Store text between two characters in a array

Question

I am having this char array char txt[80] = "Some text before $11/01/2017$"; and need to copy the content between the two $ into a string which would be 11/01/2017. How can I do this with the <string.h> functions?

Have you tried a smart combinaison of [malloc](https://man7.org/linux/man-pages/man3/free.3.html) and while loop ? What did you tried ? — Hollyol, Jan 21 '21 at 17:18
Find [the first](https://en.cppreference.com/w/c/string/byte/strchr) and [the last](https://en.cppreference.com/w/c/string/byte/strrchr) `'$'` in the string. Then get the length of the text between those two points, and [copy](https://en.cppreference.com/w/c/string/byte/strncpy) from the first into a new array. — Some programmer dude, Jan 21 '21 at 17:19
Why not using a simple `for` loop, reading and copying characters? — Damien, Jan 21 '21 at 17:23

David C. Rankin · Accepted Answer · 2021-01-21T20:15:52.273

2

A simple way to obtain a single token that does not modify the original string is to use two calls to strcspn() establishing a start-pointer to the first delimiter ('$' in this case) and an end-pointer to the last character in the token (the character before the second '$' or end-of-string if no second '$' is present). You then validate that characters exist between the start-pointer and end-pointer and use memcpy() to copy the token.

A short example is:

#include <stdio.h>
#include <string.h>

int main (void) {
    
    char txt[80] = "Some text before $11/01/2017$",
        *sp = txt + strcspn (txt, "$"),                 /* start ptr to 1st '$' */
        *ep = sp + strcspn (*sp ? sp + 1 : sp, "$\n"),  /* end ptr to last c in token */
        result[sizeof txt] = "";                        /* storage for result */
    
    if (ep > sp) {                                      /* if chars in token */
        memcpy (result, sp + 1, ep - sp);               /* copy token to result */
        result[ep - sp] = 0;                            /* nul-termiante result */
        printf ("%s\n", result);                        /* output result */
    }
    else
        fputs ("no characters in token\n", stderr);
}

(note: the ternary simply handles the case txt is the empty-string. The '\n' is added as part of the 2nd delimiter to handle strings past from fgets() or POSIX getline() where no second '$' is present and '\n' is the last character in the string.)

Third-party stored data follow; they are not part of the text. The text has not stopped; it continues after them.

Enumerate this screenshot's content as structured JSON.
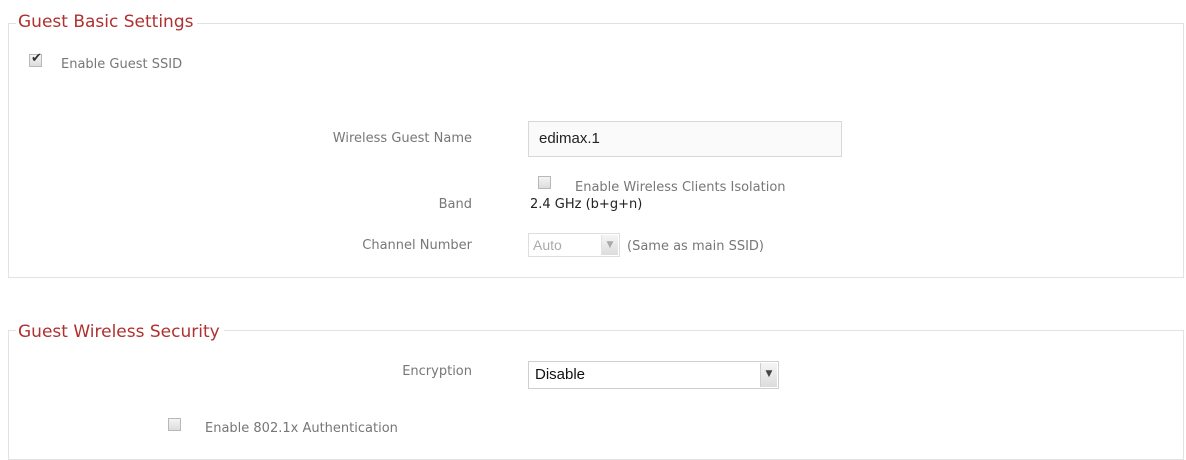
{
  "basic": {
    "legend": "Guest  Basic Settings",
    "enable_guest_ssid": {
      "label": "Enable  Guest  SSID",
      "checked": true
    },
    "guest_name": {
      "label": "Wireless Guest Name",
      "value": "edimax.1"
    },
    "isolation": {
      "label": "Enable Wireless Clients Isolation",
      "checked": false
    },
    "band": {
      "label": "Band",
      "value": "2.4 GHz (b+g+n)"
    },
    "channel": {
      "label": "Channel Number",
      "value": "Auto",
      "note": "(Same as main SSID)"
    }
  },
  "security": {
    "legend": "Guest  Wireless  Security",
    "encryption": {
      "label": "Encryption",
      "value": "Disable"
    },
    "auth_8021x": {
      "label": "Enable 802.1x Authentication",
      "checked": false
    }
  },
  "colors": {
    "legend": "#b03030",
    "border": "#e2e2e2"
  }
}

Works also with any combination of empty-string, zero, one or two '$' and does not modify original so is safe for use with String-Literals.

Example Use/Output

$ ./bin/single_token
11/01/2017

Let me know if you have additional questions.

Variation Allowing Valid Empty-String as Result

A neat improvement provided by @chqrlie providing a test of (*sp == '$') instead of (ep > sp) would allow the empty-string (no characters in token) to be a valid result -- I agree). The change would be:

    if (*sp == '$') {                                   /* if chars in token */
        memcpy (result, sp + 1, ep - sp);               /* copy token to result */
        result[ep - sp] = 0;                            /* nul-termiante result */
        printf ("%s\n", result);                        /* output result */
    }

So if you want to consider an empty token (like an empty field in a .csv, e.g. "one,,three,four") to be a valid token, use this alternative.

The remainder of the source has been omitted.